Chuck, "Fixed Stick", or even pilot restricted stick movements are the worst case for all stability issues. If the stick is allowed to float completely free, the gyro is truly a "glob of stuff hanging from a rotor" - the "glob" is no longer "dangling". But, a "fixed" or restricted stick is essentially the situation where the cyclic controls are "against a stop" and any airframe pitch change is coupled to the rotor through cyclic action of the spindle - no matter how airspeed stable the rotor is. Also, the trim spring does not fully allow the rotor to float relative to airframe pitch actions anyway - not truly dangling.
To account for both the trim spring coupling from airframe to rotor, and a novice restricting the stick, aircraft stability criteria generally require stability - including static Airspeed - with
fixed stick as well as free stick. The worst condition where the sloping windscreen, shaded HS, draggy LG, etc. can be a source of airspeed runaway is with a fixed stick - not with a stick that can freely float, if any could really float (without a trim spring?)

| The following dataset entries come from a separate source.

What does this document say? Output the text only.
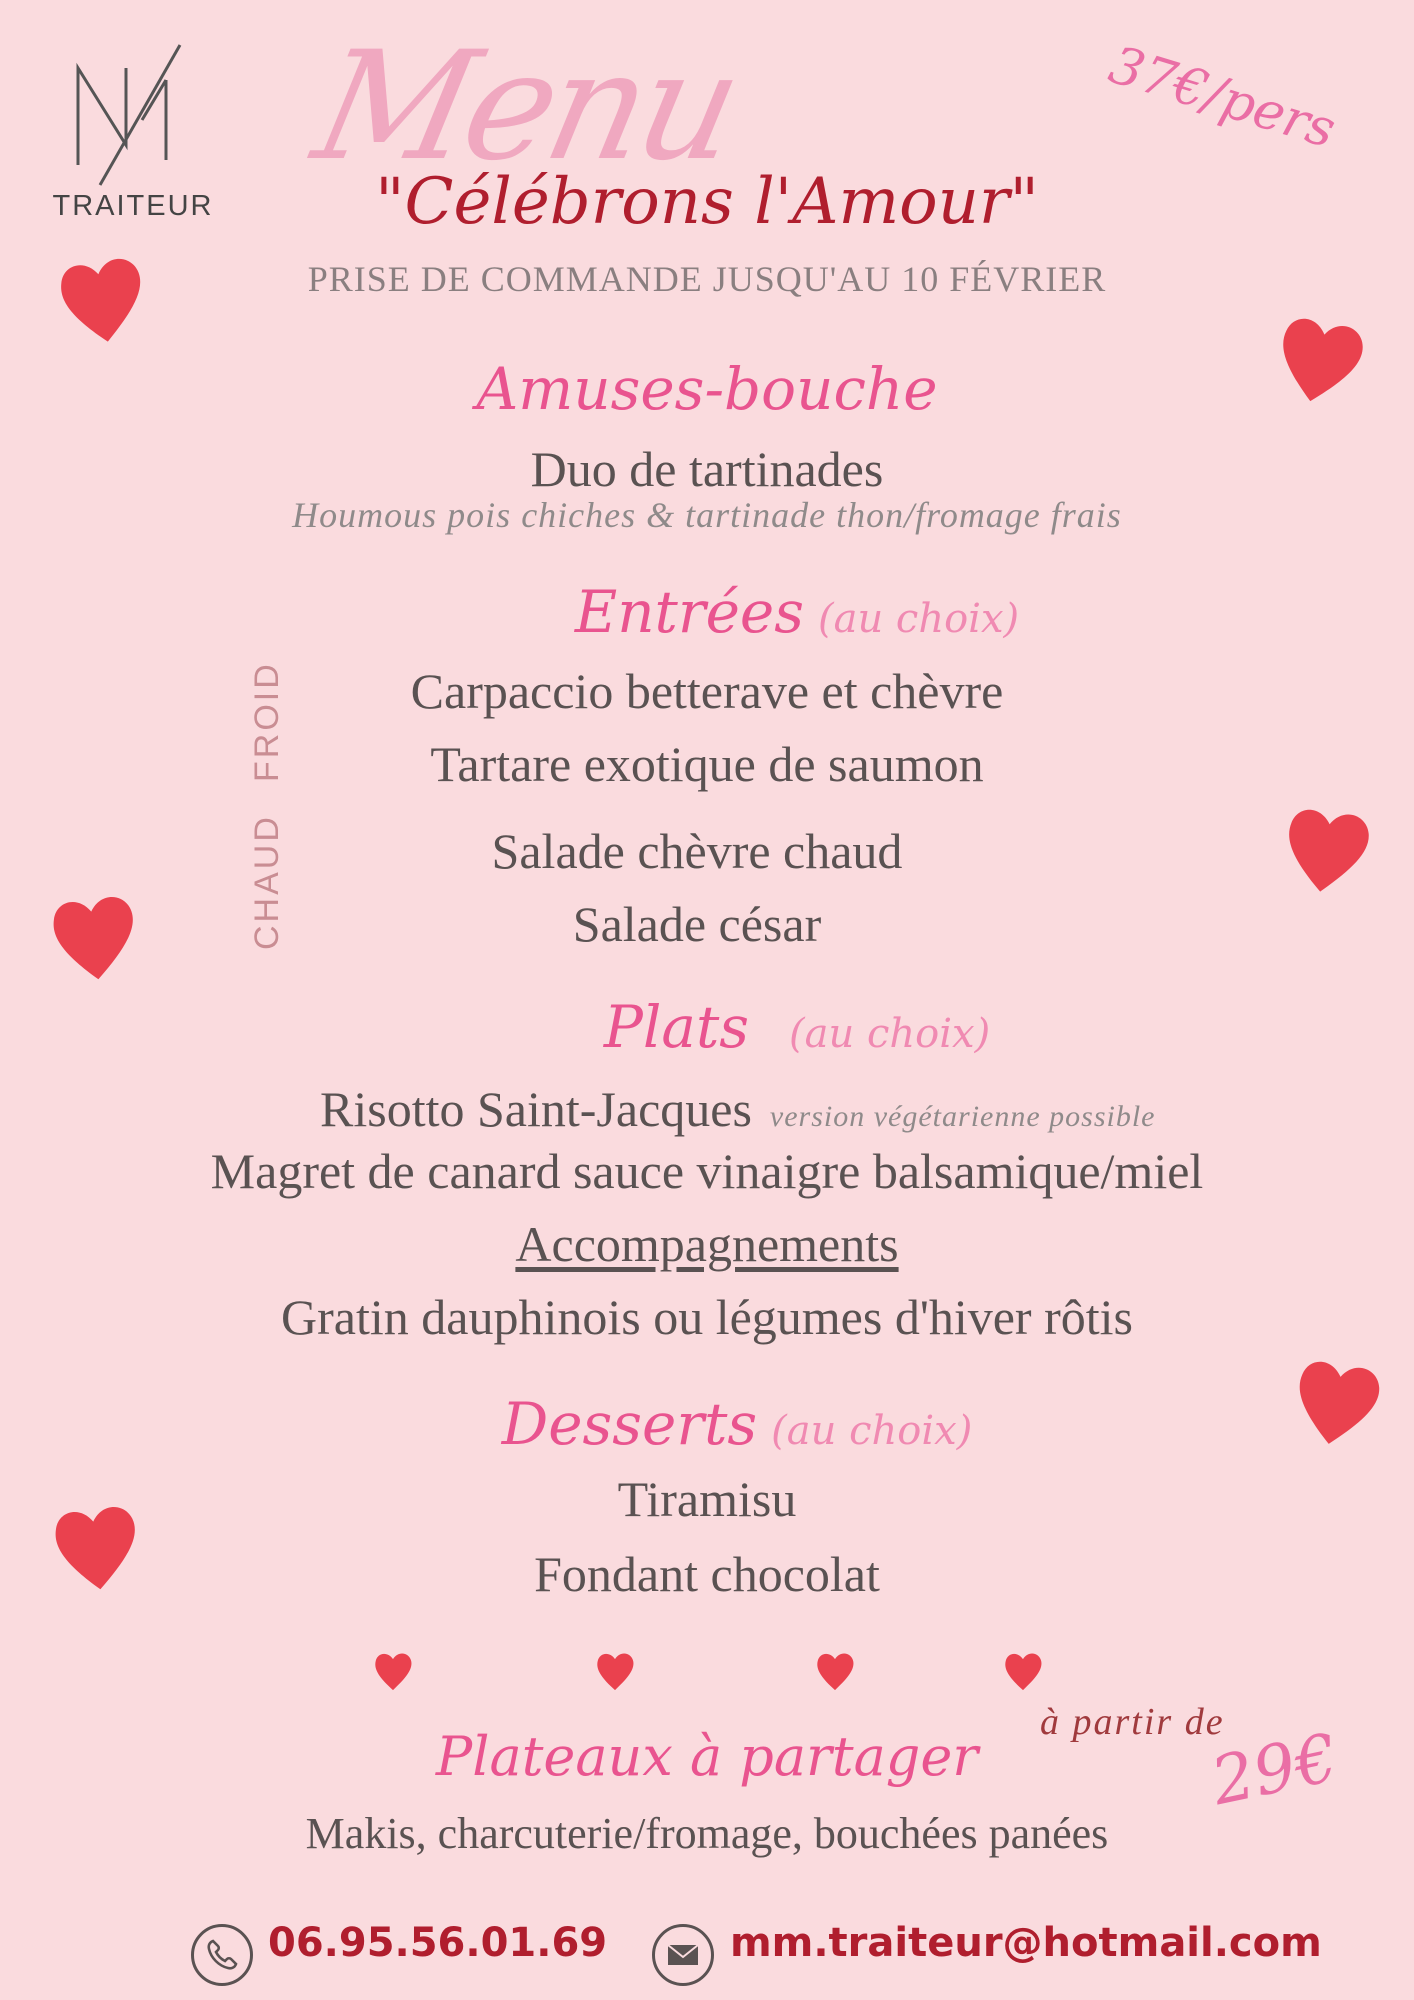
TRAITEUR
Menu	37€/pers
"Célébrons l'Amour"
PRISE DE COMMANDE JUSQU'AU 10 FÉVRIER
Amuses-bouche
Duo de tartinades
Houmous pois chiches & tartinade thon/fromage frais
Entrées (au choix)
FROID
CHAUD
Carpaccio betterave et chèvre
Tartare exotique de saumon
Salade chèvre chaud
Salade césar
Plats (au choix)
Risotto Saint-Jacques version végétarienne possible
Magret de canard sauce vinaigre balsamique/miel
Accompagnements
Gratin dauphinois ou légumes d'hiver rôtis
Desserts (au choix)
Tiramisu
Fondant chocolat
à partir de
29€
Plateaux à partager
Makis, charcuterie/fromage, bouchées panées
06.95.56.01.69	mm.traiteur@hotmail.com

Just saying the worst case is with a fixed stick - I'm not sure Stan was even describing a "fixed" stick. The pilot experienced in flying a gyro that does not have a stabilized airframe (HS), will allow the stick to float - to minimize coupling unstable airframe pitch action to the rotor and forcing the rotor to also pitch in that divergent direction. (This may be one reason why pilots experienced in their unstable gyro are probably safely flying that gyro - they have learned to allow the stick to float and apply only pressures to the moving stick.) But, a novice pilot will likely restrict or freeze or over-react on the cyclic to a sudden nose-down pitch. And the trim spring coupling to the rotor may essentially "fix" the stick anyway.

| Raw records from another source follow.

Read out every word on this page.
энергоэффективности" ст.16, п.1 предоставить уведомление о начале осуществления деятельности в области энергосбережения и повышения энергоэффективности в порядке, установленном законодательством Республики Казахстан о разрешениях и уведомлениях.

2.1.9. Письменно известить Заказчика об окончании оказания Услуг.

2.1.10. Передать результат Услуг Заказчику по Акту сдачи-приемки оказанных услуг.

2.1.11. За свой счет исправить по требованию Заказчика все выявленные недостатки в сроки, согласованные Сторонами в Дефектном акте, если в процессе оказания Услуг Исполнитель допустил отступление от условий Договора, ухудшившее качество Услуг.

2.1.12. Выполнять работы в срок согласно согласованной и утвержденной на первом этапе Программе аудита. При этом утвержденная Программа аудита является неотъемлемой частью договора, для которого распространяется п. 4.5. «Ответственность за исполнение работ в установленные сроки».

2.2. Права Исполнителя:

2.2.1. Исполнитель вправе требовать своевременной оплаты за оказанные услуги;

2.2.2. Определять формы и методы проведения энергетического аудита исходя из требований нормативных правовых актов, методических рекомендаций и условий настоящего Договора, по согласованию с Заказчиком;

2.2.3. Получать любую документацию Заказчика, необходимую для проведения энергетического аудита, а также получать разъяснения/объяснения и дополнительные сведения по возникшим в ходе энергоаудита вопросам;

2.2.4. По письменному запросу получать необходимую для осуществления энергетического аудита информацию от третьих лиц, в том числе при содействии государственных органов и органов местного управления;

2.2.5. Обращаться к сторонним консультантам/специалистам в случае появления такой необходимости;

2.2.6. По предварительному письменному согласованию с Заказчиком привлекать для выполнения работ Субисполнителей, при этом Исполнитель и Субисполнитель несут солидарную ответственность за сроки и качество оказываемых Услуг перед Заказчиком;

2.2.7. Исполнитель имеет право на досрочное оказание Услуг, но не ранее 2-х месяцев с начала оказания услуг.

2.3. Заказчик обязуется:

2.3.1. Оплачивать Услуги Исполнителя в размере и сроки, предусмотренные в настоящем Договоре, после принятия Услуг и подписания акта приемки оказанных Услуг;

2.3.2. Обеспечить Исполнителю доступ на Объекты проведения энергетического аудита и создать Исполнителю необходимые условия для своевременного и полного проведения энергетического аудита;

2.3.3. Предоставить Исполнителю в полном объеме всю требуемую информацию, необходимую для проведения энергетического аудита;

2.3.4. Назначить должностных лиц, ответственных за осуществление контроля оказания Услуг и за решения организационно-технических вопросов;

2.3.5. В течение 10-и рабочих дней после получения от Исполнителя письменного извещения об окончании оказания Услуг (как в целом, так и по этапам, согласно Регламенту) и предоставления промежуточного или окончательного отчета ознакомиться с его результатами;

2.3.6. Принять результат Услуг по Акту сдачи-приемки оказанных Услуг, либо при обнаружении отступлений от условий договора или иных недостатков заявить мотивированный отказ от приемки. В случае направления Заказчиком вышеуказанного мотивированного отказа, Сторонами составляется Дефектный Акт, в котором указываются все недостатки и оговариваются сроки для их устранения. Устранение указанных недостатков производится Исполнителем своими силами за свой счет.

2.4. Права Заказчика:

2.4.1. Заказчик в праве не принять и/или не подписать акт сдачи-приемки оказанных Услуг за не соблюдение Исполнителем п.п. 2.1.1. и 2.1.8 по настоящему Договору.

For instance, if the controls in Terry's SH broke or locked, the rotor may not be free to float, or may respond stangely to airframe motions - essentially the fixed stick scenario - and a continued "drag over" of the airframe due to a HS that does not compensate for a windscreen or enclosure (for instance), would force the rotor to follow the airframe's continuing nose-down attitude.

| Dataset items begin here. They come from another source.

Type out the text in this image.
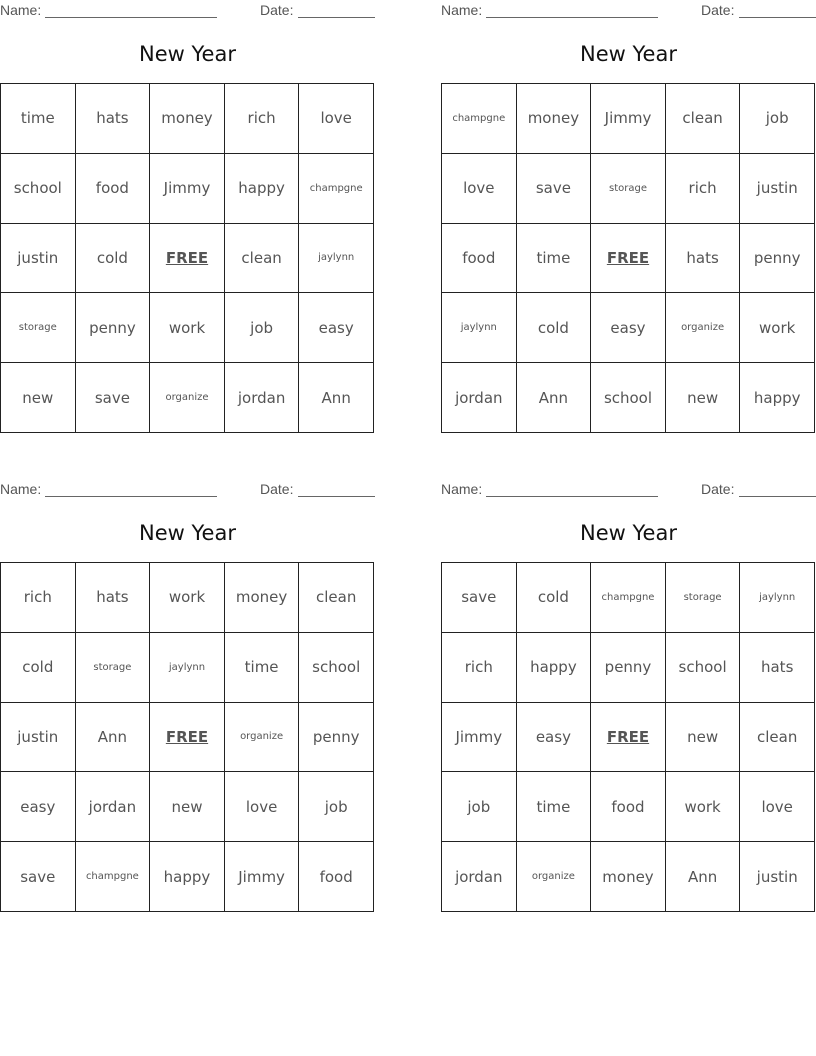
Name:	Date:
New Year
time	hats	money	rich	love
school	food	Jimmy	happy	champgne
justin	cold	FREE	clean	jaylynn
storage	penny	work	job	easy
new	save	organize	jordan	Ann
Name:	Date:
New Year
champgne	money	Jimmy	clean	job
love	save	storage	rich	justin
food	time	FREE	hats	penny
jaylynn	cold	easy	organize	work
jordan	Ann	school	new	happy
Name:	Date:
New Year
rich	hats	work	money	clean
cold	storage	jaylynn	time	school
justin	Ann	FREE	organize	penny
easy	jordan	new	love	job
save	champgne	happy	Jimmy	food
Name:	Date:
New Year
save	cold	champgne	storage	jaylynn
rich	happy	penny	school	hats
Jimmy	easy	FREE	new	clean
job	time	food	work	love
jordan	organize	money	Ann	justin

If Terry had become incapacitated, as some scenarios of the accident suggest, the very novice Bill Finnegan, upon increasing airspeed and nosing down, would likely have had the intuitive presence of mind to reduce the throttle - unexpected by him, that would have made any "drag over" effect worse. As Stan and Bill's other SH friend have reported, if you don't do anything upon reducing power, the gyro tended to nose over and pick up speed until, when the airspeed exceeded around 80 mph, the stick forces to raise the nose become formidable - especially for a novic pilot who would be afraid to pull that hard on the stick.
Another point. If the loss of LTL thrust is not the cause of this reported characteristic, but ROTOR instability is, why would the gyro not tend to also diverge to increasing airspeed with power applied. I have heard no reports that the SH had this diving tendency at normal power levels. I suggest this is because both the LTL is helping to hold the airframe nose up, and the extra prop blast on the HS is enhancing the HS effectiveness to balance the enclosure and windscreen and LG.
It is a simple matter to test this - if someone flying a SH would do - just repeat Stan's description of cruising S&L at 60 mph, and then reduce power without moving the stick - or with letting the stick float free - to see if the gyro remains at the trimmed airspeed or starts to accelerate in an increasing dive. That's Static Airspeed stability or instability. If the speed and slope of dive increase beyond where you feel comfortable pulling on the stick, add power to force the LTL nose up and recover the airspeed. Start at high enough altitude, because recovery with power from over 80 mph is reported to take as much as 500 ft.! It would be helpful if someone with RAF blades would also do this test - the reports of this phenomena, I believe were with Sport Copter blades. As Chuck explains, there are other rotor characteristics that could also present airspeed instability or divergence from trimmed airspeed - such as "blade runaway" due to torsional flexibility of the blades.
- Thanks, Greg